All three of the boys agree that when they entered the Barriers, they went into the video arcade at the centre of the place. They had no money, but this did not stop them from “driving” the Jeep in the Let’s Go Jungle video game, or “piloting” the Ocean Hunter on a search for sharks. It’s an interesting fact that the participatory video games allowed for only two players at one time. Although, as previously noted, they had no money, when they pretended to play it was Michael and Reggie who manned the controls, leaving Ian the odd man out.

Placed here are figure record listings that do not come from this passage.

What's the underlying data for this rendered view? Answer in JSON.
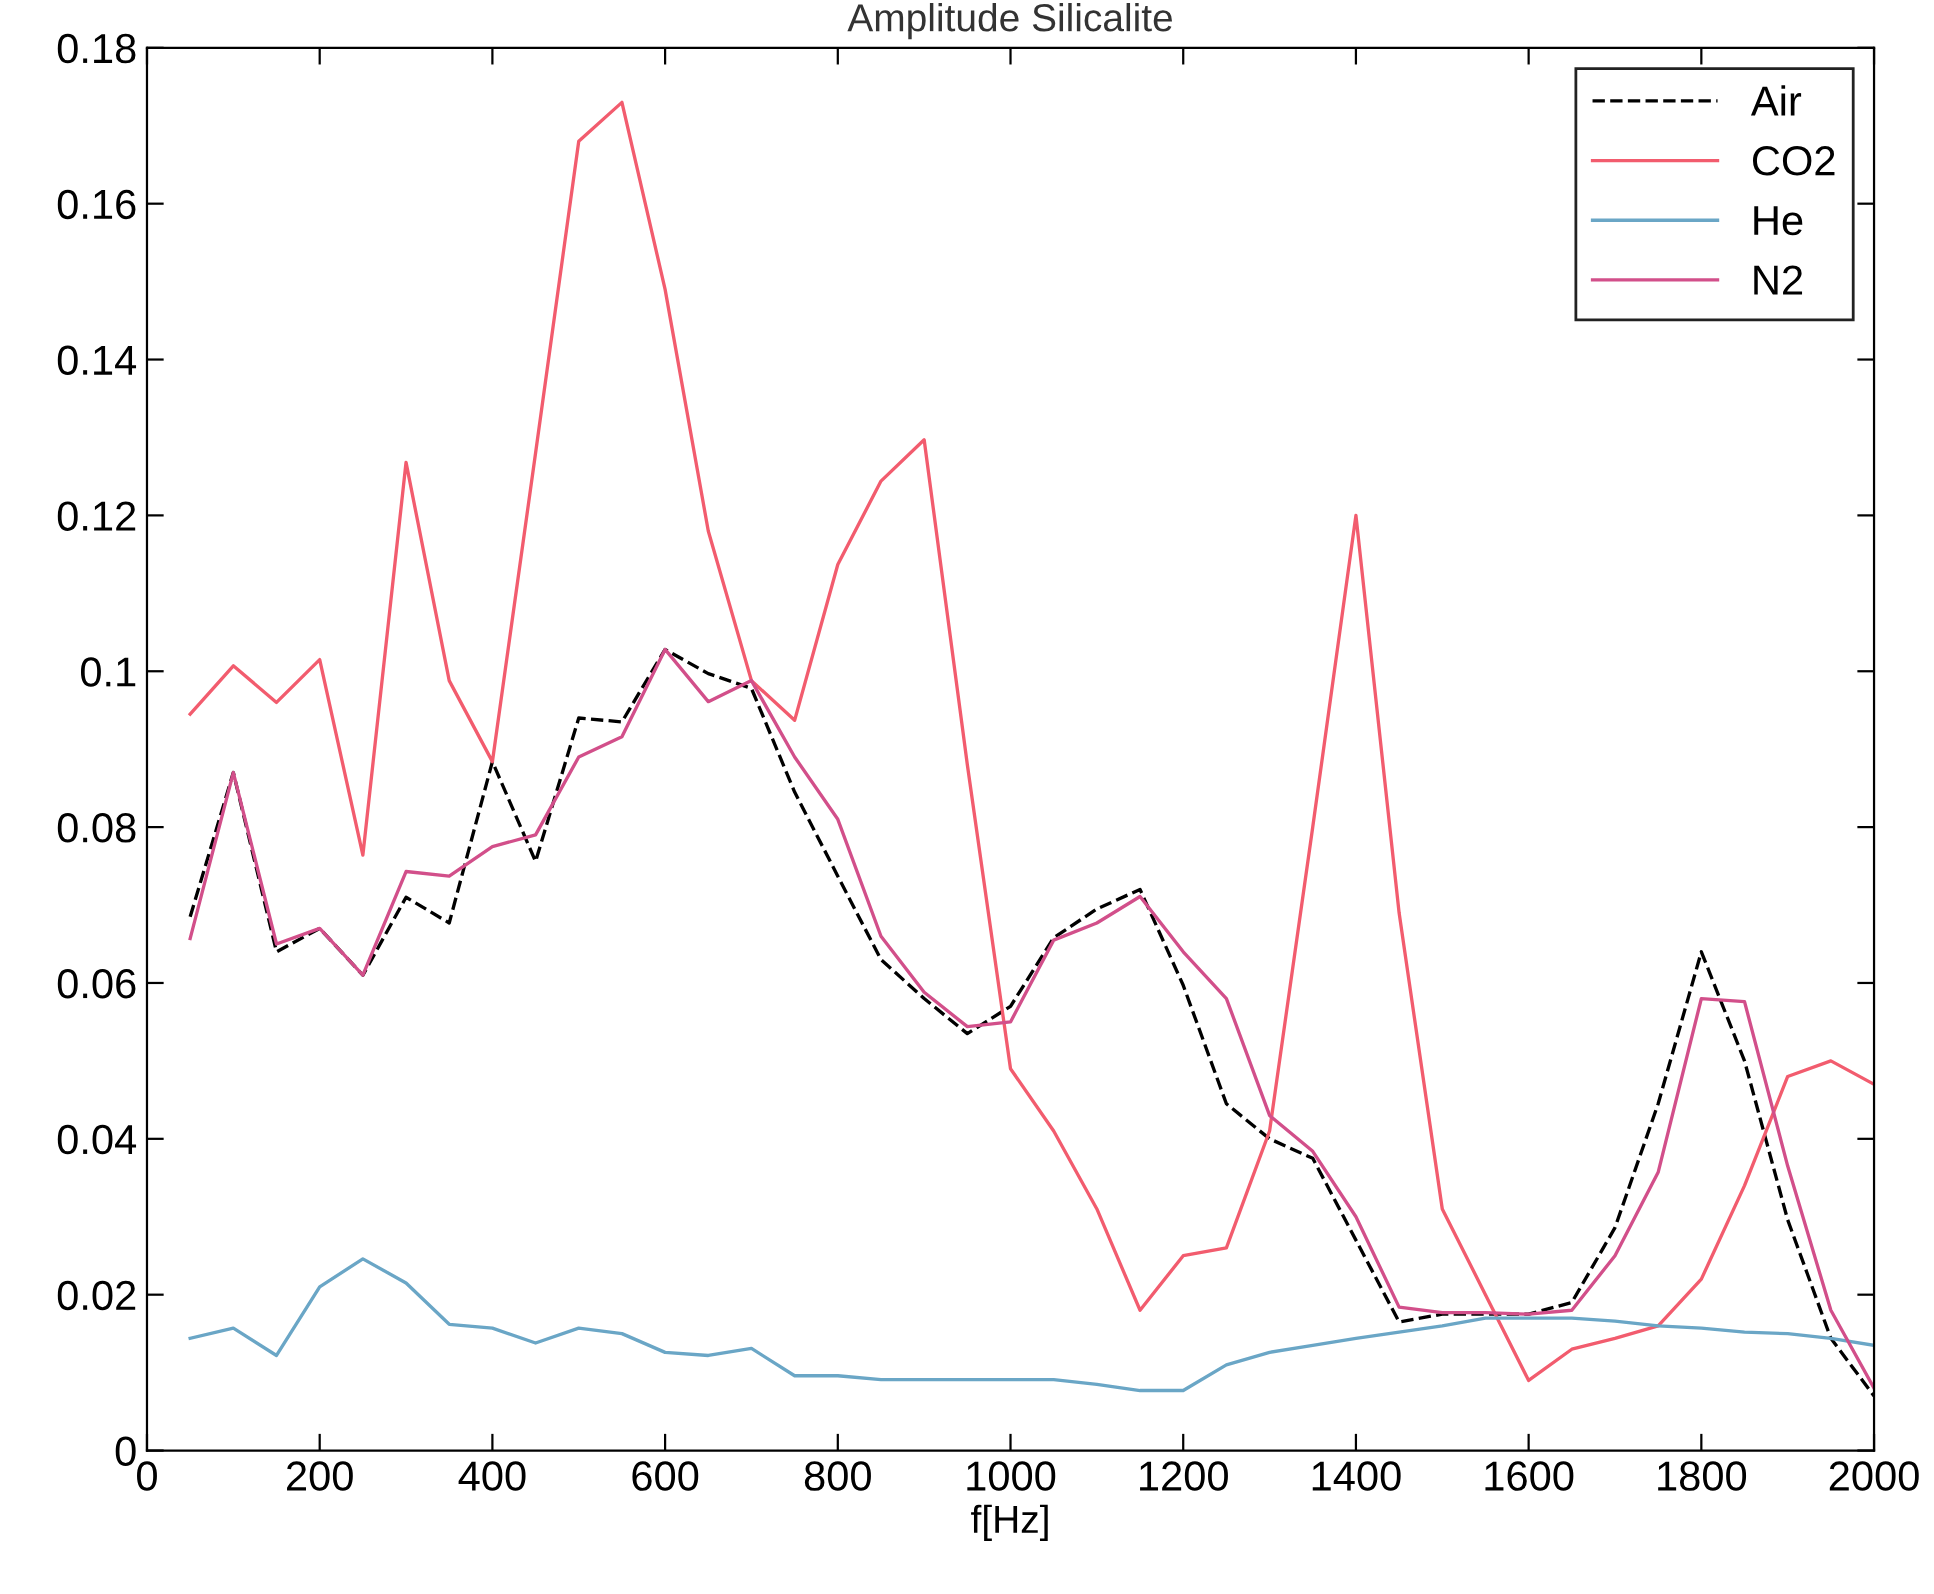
{
  "chart_data": {
    "type": "line",
    "title": "Amplitude Silicalite",
    "xlabel": "f[Hz]",
    "x": [
      50,
      100,
      150,
      200,
      250,
      300,
      350,
      400,
      450,
      500,
      550,
      600,
      650,
      700,
      750,
      800,
      850,
      900,
      950,
      1000,
      1050,
      1100,
      1150,
      1200,
      1250,
      1300,
      1350,
      1400,
      1450,
      1500,
      1550,
      1600,
      1650,
      1700,
      1750,
      1800,
      1850,
      1900,
      1950,
      2000
    ],
    "series": [
      {
        "name": "Air",
        "color": "#000000",
        "line_style": "dashed",
        "values": [
          0.0685,
          0.087,
          0.064,
          0.067,
          0.061,
          0.071,
          0.0677,
          0.0884,
          0.0756,
          0.094,
          0.0935,
          0.1028,
          0.0997,
          0.0978,
          0.0845,
          0.0737,
          0.063,
          0.058,
          0.0535,
          0.057,
          0.0658,
          0.0695,
          0.072,
          0.0597,
          0.0445,
          0.04,
          0.0375,
          0.027,
          0.0165,
          0.0175,
          0.0175,
          0.0175,
          0.019,
          0.0286,
          0.0445,
          0.064,
          0.05,
          0.0296,
          0.0144,
          0.007
        ]
      },
      {
        "name": "CO2",
        "color": "#f25c6e",
        "line_style": "solid",
        "values": [
          0.0945,
          0.1007,
          0.096,
          0.1015,
          0.0764,
          0.1268,
          0.0988,
          0.0884,
          0.128,
          0.168,
          0.173,
          0.149,
          0.118,
          0.0988,
          0.0937,
          0.1137,
          0.1244,
          0.1297,
          0.088,
          0.049,
          0.041,
          0.031,
          0.018,
          0.025,
          0.026,
          0.041,
          0.08,
          0.12,
          0.069,
          0.031,
          0.02,
          0.009,
          0.013,
          0.0144,
          0.016,
          0.022,
          0.034,
          0.048,
          0.05,
          0.047
        ]
      },
      {
        "name": "He",
        "color": "#6aa6c6",
        "line_style": "solid",
        "values": [
          0.0144,
          0.0157,
          0.0122,
          0.021,
          0.0246,
          0.0215,
          0.0162,
          0.0157,
          0.0138,
          0.0157,
          0.015,
          0.0126,
          0.0122,
          0.0131,
          0.0096,
          0.0096,
          0.0091,
          0.0091,
          0.0091,
          0.0091,
          0.0091,
          0.0085,
          0.0077,
          0.0077,
          0.011,
          0.0126,
          0.0135,
          0.0144,
          0.0152,
          0.016,
          0.017,
          0.017,
          0.017,
          0.0166,
          0.016,
          0.0157,
          0.0152,
          0.015,
          0.0144,
          0.0135
        ]
      },
      {
        "name": "N2",
        "color": "#d24f8a",
        "line_style": "solid",
        "values": [
          0.0657,
          0.087,
          0.065,
          0.067,
          0.061,
          0.0743,
          0.0737,
          0.0775,
          0.079,
          0.089,
          0.0916,
          0.1028,
          0.0961,
          0.0988,
          0.089,
          0.081,
          0.066,
          0.0588,
          0.0544,
          0.055,
          0.0655,
          0.0677,
          0.0711,
          0.064,
          0.058,
          0.043,
          0.0384,
          0.03,
          0.0184,
          0.0177,
          0.0177,
          0.0175,
          0.018,
          0.025,
          0.0357,
          0.058,
          0.0576,
          0.0365,
          0.018,
          0.008
        ]
      }
    ],
    "xlim": [
      0,
      2000
    ],
    "xticks": [
      0,
      200,
      400,
      600,
      800,
      1000,
      1200,
      1400,
      1600,
      1800,
      2000
    ],
    "ylim": [
      0,
      0.18
    ],
    "yticks": [
      0,
      0.02,
      0.04,
      0.06,
      0.08,
      0.1,
      0.12,
      0.14,
      0.16,
      0.18
    ],
    "grid": false,
    "legend": "top right",
    "marker": "none"
  }
}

He claims he was not bothered by this exclusion, and all the boys declare themselves unbothered by the fact that they had no money to spend in the video arcade, but one cannot help speculating if the day would have turned out differently had the boys been able to sublimate pathological tendencies through engaging in some of the bellicose activities provided by the video games they encountered but were not able to use. (I don’t mean to imply here that video games can or should take the place of parenting, but as an outlet for young boys with limited resources and even less insight into their individual dysfunction, they might have been helpful.)

Unfortunately, their time in the video arcade came to a precipitate end when a security guard noticed them and shooed them on their way. It was still school hours (the CCTV film has it at half-past ten), and he told them he would phone the police, the schools, or the truant officer if he saw them again on the premises. His interview with the police has him claiming that he “never saw the little yobs again,” but this seems more like an effort to relieve himself of guilt and responsibility than the truth. The boys did nothing to hide from him once they left the video arcade, and had he only made good on his threat, the boys would never have encountered little John Dresser.

John Dresser-or Johnny, as he was termed by the tabloid press-was twenty-nine months old. He was the only child of Alan and Donna Dresser, and on a working day he was normally minded by his fifty-eight-year-old grandmother. He walked perfectly well, but like many toddler boys, he was slow to develop language. His vocabulary at twenty-nine months consisted of Mummy, Da, and Lolly (this last referring to the family dog). He could not say his name.